I feel if I would have stayed with my parents I wouldn’t haven’t graduated high school. I definitely wouldn’t have gotten a job, started college, or have a car. Because I would have been doing bad. So, foster care helped me get my s*** together.

But, mentally, it didn’t. It took a toll on my mental health. I worry about things I shouldn’t have to because of my experience with the foster system. It gave me anxiety and PTSD.

RP: How did the foster care system shape who you are today?

It made me more independent as a person and a lot more protective as a person if that makes sense. Which is a good to me because I’m not gullible. It’s made me a lot stronger and showed that even the toughest situations in life can turn out pretty good in the end if you look at them the right away.

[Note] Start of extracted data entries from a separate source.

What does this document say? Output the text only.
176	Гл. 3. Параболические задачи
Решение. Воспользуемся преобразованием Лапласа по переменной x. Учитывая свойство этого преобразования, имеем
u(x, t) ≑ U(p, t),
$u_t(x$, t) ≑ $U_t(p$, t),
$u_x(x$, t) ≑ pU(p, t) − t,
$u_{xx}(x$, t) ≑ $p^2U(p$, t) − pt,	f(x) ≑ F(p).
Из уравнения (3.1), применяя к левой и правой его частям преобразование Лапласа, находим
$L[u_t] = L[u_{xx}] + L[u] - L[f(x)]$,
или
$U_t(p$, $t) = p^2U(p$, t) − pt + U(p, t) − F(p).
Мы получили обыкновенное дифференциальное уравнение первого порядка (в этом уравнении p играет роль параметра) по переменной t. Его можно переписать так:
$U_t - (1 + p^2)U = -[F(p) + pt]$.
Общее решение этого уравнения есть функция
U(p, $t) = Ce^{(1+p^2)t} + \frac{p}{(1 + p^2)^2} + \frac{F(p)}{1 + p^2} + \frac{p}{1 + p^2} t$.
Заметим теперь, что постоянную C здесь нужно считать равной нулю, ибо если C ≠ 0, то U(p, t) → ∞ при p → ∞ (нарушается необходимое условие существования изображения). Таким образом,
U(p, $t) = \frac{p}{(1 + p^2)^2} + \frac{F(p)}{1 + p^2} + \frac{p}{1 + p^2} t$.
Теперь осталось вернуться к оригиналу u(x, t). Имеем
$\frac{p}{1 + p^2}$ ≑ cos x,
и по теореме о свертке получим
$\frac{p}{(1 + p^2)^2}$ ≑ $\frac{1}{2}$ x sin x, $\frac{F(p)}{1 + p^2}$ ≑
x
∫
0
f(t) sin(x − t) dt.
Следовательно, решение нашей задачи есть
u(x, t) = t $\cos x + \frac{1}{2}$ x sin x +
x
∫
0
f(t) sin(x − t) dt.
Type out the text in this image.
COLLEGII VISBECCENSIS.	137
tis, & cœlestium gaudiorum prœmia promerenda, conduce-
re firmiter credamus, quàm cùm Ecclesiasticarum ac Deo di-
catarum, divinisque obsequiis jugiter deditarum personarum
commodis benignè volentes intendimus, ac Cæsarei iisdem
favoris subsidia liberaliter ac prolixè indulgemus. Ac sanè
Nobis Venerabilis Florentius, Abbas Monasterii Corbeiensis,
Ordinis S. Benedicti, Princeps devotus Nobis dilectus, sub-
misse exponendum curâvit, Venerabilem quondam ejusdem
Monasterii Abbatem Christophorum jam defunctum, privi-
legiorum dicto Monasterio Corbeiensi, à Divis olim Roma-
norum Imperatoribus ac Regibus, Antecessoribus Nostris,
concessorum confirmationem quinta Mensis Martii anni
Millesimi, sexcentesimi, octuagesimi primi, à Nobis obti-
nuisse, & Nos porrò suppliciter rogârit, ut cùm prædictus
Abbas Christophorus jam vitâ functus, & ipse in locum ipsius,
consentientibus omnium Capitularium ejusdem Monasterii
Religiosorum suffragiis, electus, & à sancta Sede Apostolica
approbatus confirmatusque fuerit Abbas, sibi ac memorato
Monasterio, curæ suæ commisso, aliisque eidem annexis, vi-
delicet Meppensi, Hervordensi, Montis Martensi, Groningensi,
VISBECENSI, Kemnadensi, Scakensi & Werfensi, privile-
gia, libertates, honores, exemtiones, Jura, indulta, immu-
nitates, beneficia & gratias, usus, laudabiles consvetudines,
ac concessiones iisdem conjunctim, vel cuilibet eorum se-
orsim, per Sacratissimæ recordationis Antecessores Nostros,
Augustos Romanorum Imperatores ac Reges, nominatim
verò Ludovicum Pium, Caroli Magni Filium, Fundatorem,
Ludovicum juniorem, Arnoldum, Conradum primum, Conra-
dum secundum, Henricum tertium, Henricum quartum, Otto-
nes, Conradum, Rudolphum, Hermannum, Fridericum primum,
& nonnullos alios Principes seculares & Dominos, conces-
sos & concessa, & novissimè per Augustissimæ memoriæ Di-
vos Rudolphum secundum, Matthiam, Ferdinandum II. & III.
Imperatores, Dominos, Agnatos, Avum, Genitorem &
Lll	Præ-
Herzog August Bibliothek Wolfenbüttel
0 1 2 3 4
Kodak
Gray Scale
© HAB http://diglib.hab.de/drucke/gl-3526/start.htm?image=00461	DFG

RP: What surprised you the most about your experience in the foster care system?

One thing that surprised me was meeting so many social workers. I learned a lot about the foster care system, in general, and about programs that existed that I didn’t know about. It was all new to me.

RP: Do you think that foster youth have needs that aren’t being met by the system?

In the foster system here, they change your social worker every three months. Foster youth need more permanent people in their lives.

They need more peers that stick around throughout the whole process, until they age out, instead of having to tell their story to a new person every three months.

If you’re lucky, you’ll get the same social worker for six months, but that’s rare.

RP: What advice would you give other foster youth?

Don’t be afraid to advantage of all the programs and scholarships, while you can. Learn about what you deserve out of this situation, because there are resources and opportunities available.

For what we have been through, it’s the least that the foster system can do for us.